気候変動に対応しない企業は背を向けられる
このように、今や気候変動をめぐる要求は、市民活動家だけでなく、資本市場、サプライチェーン、さらには従業員、消費者からも強まり始めている。一橋大学の名和高司特任教授は「今は『エシカル消費』という言葉が出てきているように、ミレニアル世代やその下のZ世代は、環境や社会に良いことをしている企業しか応援しなくなり始めました。つまり、そうでない企業にとっては買われなくなるリスクが増えている。そうなると、消費者市場から背を向けられてしまうことになります」と話す。
もはや、気候対応と無縁でいられる企業はない、といっていいだろう。ESGの情報公開や指数の選定を始め、まだまだ環境は未整備で抜け穴があるのも事実だが、あらゆる気候変動対策の大きな波が押し寄せていることは間違いない。

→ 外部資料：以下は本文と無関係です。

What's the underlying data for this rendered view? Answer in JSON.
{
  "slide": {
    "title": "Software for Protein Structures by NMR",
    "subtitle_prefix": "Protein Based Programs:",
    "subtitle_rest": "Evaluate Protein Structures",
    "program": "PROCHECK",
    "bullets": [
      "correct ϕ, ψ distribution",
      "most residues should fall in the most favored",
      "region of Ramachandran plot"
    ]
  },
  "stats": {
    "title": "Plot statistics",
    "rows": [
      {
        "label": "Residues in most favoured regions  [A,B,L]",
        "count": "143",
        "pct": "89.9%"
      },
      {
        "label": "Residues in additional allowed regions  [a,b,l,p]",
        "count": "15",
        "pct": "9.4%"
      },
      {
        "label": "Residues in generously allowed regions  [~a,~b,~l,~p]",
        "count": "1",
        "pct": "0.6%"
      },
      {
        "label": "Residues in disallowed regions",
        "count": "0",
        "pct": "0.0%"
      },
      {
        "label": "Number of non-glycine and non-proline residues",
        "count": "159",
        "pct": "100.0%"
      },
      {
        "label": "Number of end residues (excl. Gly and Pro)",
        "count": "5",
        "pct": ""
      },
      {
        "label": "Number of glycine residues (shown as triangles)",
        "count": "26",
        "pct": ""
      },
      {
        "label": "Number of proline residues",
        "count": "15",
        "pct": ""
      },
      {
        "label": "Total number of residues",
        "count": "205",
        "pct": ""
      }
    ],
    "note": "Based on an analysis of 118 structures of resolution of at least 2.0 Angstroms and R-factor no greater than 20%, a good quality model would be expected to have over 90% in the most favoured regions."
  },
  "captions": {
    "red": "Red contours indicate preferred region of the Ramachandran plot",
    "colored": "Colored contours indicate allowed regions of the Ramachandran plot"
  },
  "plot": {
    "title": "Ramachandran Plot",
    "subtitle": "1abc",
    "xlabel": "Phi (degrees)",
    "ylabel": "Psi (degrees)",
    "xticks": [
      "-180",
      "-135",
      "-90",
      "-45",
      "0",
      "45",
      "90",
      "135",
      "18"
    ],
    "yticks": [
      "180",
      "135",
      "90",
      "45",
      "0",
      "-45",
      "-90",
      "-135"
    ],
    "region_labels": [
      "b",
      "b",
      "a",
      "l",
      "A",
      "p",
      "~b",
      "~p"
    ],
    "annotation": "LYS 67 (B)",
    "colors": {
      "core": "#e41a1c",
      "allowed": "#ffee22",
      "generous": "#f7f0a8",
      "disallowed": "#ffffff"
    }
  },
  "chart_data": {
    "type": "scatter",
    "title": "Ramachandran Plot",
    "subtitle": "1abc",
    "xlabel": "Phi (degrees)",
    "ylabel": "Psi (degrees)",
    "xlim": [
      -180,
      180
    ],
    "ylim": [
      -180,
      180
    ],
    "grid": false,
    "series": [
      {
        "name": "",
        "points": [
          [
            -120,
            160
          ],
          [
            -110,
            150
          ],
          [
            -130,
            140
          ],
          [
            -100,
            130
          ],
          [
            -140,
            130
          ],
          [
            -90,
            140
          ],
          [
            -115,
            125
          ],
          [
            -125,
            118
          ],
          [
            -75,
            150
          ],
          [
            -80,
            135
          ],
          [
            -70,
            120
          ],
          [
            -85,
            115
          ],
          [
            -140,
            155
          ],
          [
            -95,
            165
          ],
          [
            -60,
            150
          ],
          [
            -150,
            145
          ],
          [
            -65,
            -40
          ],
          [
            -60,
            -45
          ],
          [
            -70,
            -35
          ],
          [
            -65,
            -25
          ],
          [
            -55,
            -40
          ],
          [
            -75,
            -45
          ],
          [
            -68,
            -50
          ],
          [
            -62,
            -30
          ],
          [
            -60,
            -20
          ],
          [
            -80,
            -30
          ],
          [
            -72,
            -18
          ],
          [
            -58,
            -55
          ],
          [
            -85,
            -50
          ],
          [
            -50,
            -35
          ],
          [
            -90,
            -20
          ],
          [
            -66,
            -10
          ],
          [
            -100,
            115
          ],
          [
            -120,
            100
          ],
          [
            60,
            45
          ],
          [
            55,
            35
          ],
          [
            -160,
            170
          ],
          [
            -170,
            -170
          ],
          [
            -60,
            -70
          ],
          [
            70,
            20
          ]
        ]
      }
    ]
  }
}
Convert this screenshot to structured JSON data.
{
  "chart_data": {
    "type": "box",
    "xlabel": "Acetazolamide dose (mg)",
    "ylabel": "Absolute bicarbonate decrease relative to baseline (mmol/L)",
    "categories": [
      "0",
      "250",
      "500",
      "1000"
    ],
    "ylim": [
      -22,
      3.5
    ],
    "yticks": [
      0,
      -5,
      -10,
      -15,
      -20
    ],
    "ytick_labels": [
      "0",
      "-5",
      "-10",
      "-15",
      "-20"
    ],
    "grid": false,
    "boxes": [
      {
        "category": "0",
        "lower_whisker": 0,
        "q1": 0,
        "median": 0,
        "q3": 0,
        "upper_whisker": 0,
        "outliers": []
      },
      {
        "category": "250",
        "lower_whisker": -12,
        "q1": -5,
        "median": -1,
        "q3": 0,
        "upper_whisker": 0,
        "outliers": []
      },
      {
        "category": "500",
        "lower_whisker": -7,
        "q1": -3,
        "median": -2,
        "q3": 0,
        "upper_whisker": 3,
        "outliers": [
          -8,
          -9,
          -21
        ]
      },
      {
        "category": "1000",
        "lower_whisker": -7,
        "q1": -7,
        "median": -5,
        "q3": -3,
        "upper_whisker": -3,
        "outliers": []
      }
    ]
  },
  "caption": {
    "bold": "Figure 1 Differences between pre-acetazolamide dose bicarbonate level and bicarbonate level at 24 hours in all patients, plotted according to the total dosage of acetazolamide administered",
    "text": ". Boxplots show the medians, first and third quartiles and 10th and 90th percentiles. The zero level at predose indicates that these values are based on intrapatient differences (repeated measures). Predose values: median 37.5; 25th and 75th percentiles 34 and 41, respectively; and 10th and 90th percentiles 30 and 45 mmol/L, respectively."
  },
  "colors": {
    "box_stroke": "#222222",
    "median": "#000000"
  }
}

「これまでは気候変動の問題はエネルギーや金融業界ぐらいしか関係ないと思われていましたが、もはやあらゆる企業にとってのリスクであり、同時にチャンスになっています。私は気候変動問題対応やESGを『まあ流行り物のファッションでしょう。サステナビリティといっても儲からないし』として捉えている経営者は、かなりリスクのある経営判断をしているのだと思っています」。ゴールドマン・サックス投資銀行部門出身で、再エネのレノバ元CFOの森暁彦はこう指摘している。